Hi. My name is Alex deJong and I’m a PhD student in the Hufnagel group in the  Department of Materials Science and Engineering at Johns Hopkins University. 

I work with high and medium entropy alloys, also known as complex concentrated alloys. These are alloys that consist of 3 or more elements in near equal portions that form a single phase. The metallurgy community has taken an interest in discovering new alloys and characterizing their properties and performance. 

 Alloys from the Cantor alloy system offer favorable mechanical properties at extreme temperatures. Studies often point to lattice distortions in complex concentrated alloys as a contributor to their strength. The lattice distortion effect suggests that having atoms of different elements neighboring one another would result in a strained lattice that contributes to solid solution strengthening. Previous efforts for quantifying lattice distortions have employed the use of simulations and diffraction from polycrystalline samples. In contrast, we are collecting diffuse scattering patterns from single crystal complex concentrated alloys to quantify and explore the lattice distortion effect in 3-dimensional space.  

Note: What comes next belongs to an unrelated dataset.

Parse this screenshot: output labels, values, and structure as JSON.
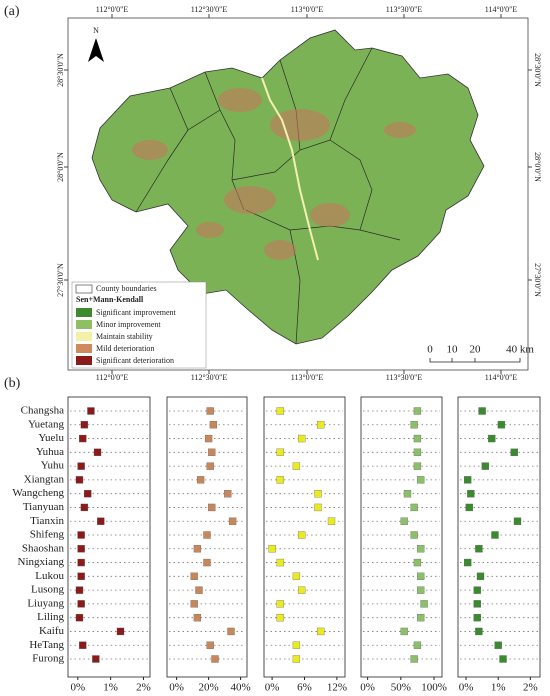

 We start by synthesizing single crystals composed of a few complex concentrated alloys derived from the commonly studied Cantor alloy. This is accomplished here at Johns Hopkins at the PARADIM user facility. We then take these single crystals to the QM2 beamline at the Cornell High Energy Synchrotron Source to collect high quality reciprocal space maps. The extraction and analysis of the diffuse scattering from these reciprocal space maps will assist in quantifying the lattice distortions and elucidate the structure to properties relationship for these alloy systems.